Westerwelle was commenting on reports in Egypt claiming that a contract had been signed for the sale of two German submarines to the Egyptian navy. The deal has not yet received final approval from the German government. According to reports in the German press, Israel has protested the move and asked Germany to cancel the deal.

Westerwelle was speaking to German journalists after conferring with Defense Minister Ehud Barak at the King David Hotel in Jerusalem. The meeting with Barak dealt with three main subjects: the Iranian nuclear program, the political stalemate with the Palestinians and German arm sales to Arab countries.

Israel is interested in reaching an arrangement on the problem of German arms sales to Arab countries as well as coming to understandings that would preserve Israel’s qualitative edge, as reported in Haaretz earlier on Sunday. Similar understandings exist between Israel and the United States.

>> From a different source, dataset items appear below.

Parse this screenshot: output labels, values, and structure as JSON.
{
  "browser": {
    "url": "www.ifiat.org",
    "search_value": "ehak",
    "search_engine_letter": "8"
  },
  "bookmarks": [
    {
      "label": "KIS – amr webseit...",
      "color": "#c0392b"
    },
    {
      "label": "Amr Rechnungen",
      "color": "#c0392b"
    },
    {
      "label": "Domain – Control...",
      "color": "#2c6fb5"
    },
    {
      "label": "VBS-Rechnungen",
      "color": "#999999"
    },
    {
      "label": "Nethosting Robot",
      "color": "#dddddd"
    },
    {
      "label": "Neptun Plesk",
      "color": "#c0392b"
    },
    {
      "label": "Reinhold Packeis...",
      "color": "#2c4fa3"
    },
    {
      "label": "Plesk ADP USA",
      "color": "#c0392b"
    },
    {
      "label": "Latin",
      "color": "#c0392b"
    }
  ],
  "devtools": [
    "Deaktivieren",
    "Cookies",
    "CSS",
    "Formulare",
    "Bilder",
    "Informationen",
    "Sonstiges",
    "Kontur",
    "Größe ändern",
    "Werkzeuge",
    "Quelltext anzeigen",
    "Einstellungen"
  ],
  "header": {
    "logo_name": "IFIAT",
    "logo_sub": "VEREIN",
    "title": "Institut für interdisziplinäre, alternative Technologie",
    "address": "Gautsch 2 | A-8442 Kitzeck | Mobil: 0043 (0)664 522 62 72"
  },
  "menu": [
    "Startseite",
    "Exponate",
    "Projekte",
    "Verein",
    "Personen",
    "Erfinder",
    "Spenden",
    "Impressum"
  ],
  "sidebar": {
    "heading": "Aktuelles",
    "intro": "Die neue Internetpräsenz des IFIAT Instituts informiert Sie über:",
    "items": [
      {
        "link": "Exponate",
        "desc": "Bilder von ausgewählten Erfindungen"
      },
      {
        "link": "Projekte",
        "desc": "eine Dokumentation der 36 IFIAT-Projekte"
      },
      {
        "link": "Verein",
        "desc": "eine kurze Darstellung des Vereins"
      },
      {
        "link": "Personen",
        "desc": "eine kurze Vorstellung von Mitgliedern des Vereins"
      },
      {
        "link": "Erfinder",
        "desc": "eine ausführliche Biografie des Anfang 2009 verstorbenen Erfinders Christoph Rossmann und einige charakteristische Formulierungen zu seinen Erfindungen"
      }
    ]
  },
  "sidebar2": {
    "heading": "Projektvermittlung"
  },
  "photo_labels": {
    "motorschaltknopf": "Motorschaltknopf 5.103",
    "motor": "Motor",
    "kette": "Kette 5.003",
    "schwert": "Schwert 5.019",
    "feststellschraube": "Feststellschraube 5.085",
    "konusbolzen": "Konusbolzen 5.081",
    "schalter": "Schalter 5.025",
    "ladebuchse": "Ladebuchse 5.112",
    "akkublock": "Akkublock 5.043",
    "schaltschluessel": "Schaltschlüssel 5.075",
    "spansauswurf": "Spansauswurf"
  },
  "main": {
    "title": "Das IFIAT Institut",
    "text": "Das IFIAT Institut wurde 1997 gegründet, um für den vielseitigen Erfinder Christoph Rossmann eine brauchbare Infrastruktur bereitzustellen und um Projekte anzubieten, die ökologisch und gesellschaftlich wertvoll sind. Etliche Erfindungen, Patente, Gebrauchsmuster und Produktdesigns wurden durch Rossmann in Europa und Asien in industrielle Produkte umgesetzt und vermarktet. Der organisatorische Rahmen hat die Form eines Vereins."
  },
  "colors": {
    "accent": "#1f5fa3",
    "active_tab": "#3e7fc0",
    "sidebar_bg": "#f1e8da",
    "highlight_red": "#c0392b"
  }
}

At the start of the meeting with Barak, Westerwelle expressed his reservations about a military strike against Iranian nuclear facilities. “We will keep up sanctions and diplomatic pressure on Iran. We still see room for diplomacy. We urgently call on Iran to enter into substantial negotiations,” he said.

“A nuclear-armed Iran would pose a threat not only to Israel but to the stability of the entire region. A nuclear-armed Iran is not an option,” he added.

Westerwelle was scheduled to meet Prime Minister Benjamin Netanyahu on Sunday night.

Barak said at the meeting that Israel appreciates the German position concerning Iran and tried to downplay the differences between the two nations concerning arms sales. “The military cooperation between the two governments is excellent and is reflected, among other things, by the contract concerning the sale of a sixth submarine [to Israel],” he noted.

“Our ties with Germany stretch back many years and are based on a basic belief in democracy, values and remembrance, and we deeply appreciate this friendship,” Barak said.